Two accepted credentials:

• Bearer — operator path (BD-internal). Headers

• Bearer — integrator path. The pollToken is the value

Persist it alongside the BD org id on your side; it is single-org-scoped

and auto-cleared on /api/orgs/verify, so it can only authenticate

abandon for pre-verified orgs — exactly the scope this endpoint allows.

Required headers on the integrator path (matches /reveal-team-token

for one signing pattern):

  X-Request-Timestamp: <epoch seconds, ±60s of BD's clock>

X-Request-Nonce: <unique string, never re-used within 5 min>

Without them you get 401 AUTH_REPLAY_HEADERS_REQUIRED. Reusing a

nonce within 5 min returns 401 AUTH_NONCE_REPLAY.

Effects: status = 'deleted', revokes tokens, consumes pending

verification links. The phone + email become invisible to F02/F04

collision checks, so the next register attempt succeeds.

Refuses with 409 ORG_ACTIVE_USE_DEACTIVATION if the target is

status='active' — for active orgs use the proper deactivation

flow (which notifies members etc.).

Idempotent on already-deleted orgs ({ ok: true, noop: true }).

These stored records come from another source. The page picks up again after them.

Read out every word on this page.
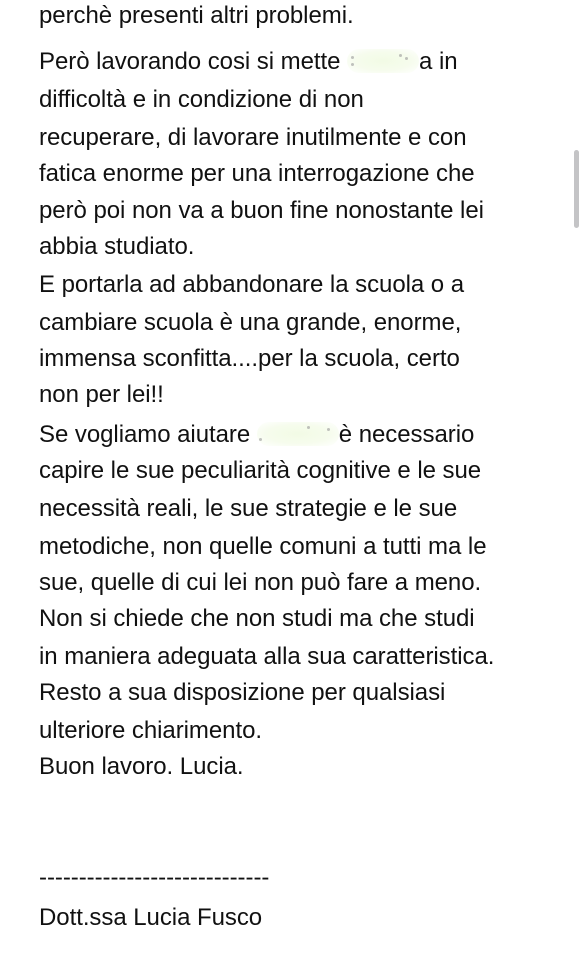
perchè presenti altri problemi.

Però lavorando cosi si mette	a in

difficoltà e in condizione di non

recuperare, di lavorare inutilmente e con

fatica enorme per una interrogazione che

però poi non va a buon fine nonostante lei

abbia studiato.

E portarla ad abbandonare la scuola o a

cambiare scuola è una grande, enorme,

immensa sconfitta....per la scuola, certo

non per lei!!

Se vogliamo aiutare	è necessario

capire le sue peculiarità cognitive e le sue

necessità reali, le sue strategie e le sue

metodiche, non quelle comuni a tutti ma le

sue, quelle di cui lei non può fare a meno.

Non si chiede che non studi ma che studi

in maniera adeguata alla sua caratteristica.

Resto a sua disposizione per qualsiasi

ulteriore chiarimento.

Buon lavoro. Lucia.

-----------------------------

Dott.ssa Lucia Fusco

Audit-logged as org_abandoned with `{ fromStatus, externalOrgId,

orgName, reason }` in the details.

Recommended integrator retry pattern:

1. POST /api/orgs/register  →  409 EMAIL_PENDING or PHONE_ALREADY_REGISTERED
(response carries existingOrgId/collidingOrgId
when caller is super-admin)
integrator checks: is the colliding orgId one I created previously
                       AND is my side's onboarding state != ACTIVE?
yes → POST /api/orgs/abandon { externalOrgId: <my-side-org-id> }
retry /api/orgs/register   →  succeeds

Security

• Passwords hashed with bcrypt (cost factor 12)
• Registration rate-limited (5 attempts per IP per 15 minutes)
• Email verification required before API access
• Tokens stored as SHA-256 hashes, never plaintext
• pollToken is single-purpose, scoped to one orgId, cleared on verify
• webhook_secret doubles as integrator auth for /reveal-team-token

Recover a missed account.verified webhook — `POST /api/orgs/:orgId/reveal-team-token`

When BD has verified an org but the integrator missed the

account.verified webhook (Cloudflare 521, signature mismatch,

delivery retry exhausted), the integrator can recover the org's

team_token using the per-org webhook secret. No super-admin needed.

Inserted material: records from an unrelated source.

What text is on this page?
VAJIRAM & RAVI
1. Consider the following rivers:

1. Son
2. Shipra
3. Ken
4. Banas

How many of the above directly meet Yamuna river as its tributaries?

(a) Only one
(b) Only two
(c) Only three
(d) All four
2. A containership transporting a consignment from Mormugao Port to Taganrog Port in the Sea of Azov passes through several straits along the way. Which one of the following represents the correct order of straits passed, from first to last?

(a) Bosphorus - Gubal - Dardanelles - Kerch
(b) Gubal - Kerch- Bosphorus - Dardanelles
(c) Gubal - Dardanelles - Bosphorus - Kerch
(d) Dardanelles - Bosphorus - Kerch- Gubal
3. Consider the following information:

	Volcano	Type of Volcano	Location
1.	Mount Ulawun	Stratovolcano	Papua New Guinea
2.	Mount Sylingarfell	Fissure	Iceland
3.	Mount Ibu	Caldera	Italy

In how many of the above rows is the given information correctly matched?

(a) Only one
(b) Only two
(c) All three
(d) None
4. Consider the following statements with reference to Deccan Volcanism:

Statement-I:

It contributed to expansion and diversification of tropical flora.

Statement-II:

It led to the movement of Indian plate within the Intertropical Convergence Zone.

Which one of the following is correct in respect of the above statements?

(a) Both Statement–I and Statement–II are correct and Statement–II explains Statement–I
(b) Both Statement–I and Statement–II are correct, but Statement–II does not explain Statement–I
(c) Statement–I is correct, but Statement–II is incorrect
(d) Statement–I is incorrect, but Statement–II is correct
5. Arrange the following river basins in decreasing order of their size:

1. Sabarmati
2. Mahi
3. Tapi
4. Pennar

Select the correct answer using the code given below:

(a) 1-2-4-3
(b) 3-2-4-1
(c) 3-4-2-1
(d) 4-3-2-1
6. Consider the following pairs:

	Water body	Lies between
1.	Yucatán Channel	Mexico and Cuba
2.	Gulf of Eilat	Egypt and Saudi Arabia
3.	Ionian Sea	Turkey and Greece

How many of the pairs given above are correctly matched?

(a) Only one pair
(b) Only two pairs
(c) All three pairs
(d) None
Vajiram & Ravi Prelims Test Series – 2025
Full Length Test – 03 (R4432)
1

POST /api/orgs/<bd-org-id>/reveal-team-token
Authorization: Bearer <webhook_secret>           # OR
X-BD-Webhook-Secret: <webhook_secret>
X-Request-Timestamp: <epoch seconds, ±60s>
X-Request-Nonce: <unique string, never re-used within 5 min>

Response:

{ "token": "...", "rotated": false, "orgId": "...", "orgName": "..." }

The webhook_secret is returned exactly once in the /api/orgs/register

response. Persist it on the integrator's Organisation row; it stays valid

for the life of the org and is also what signs inbound webhooks.

Replay defense: the timestamp must be within ±60s of BD's clock and

the nonce is one-shot (cached server-side for 5 minutes). Replaying

the exact same headers returns AUTH_NONCE_REPLAY.

Audit-logged as org_token_revealed with actor=integrator:webhookSecret:.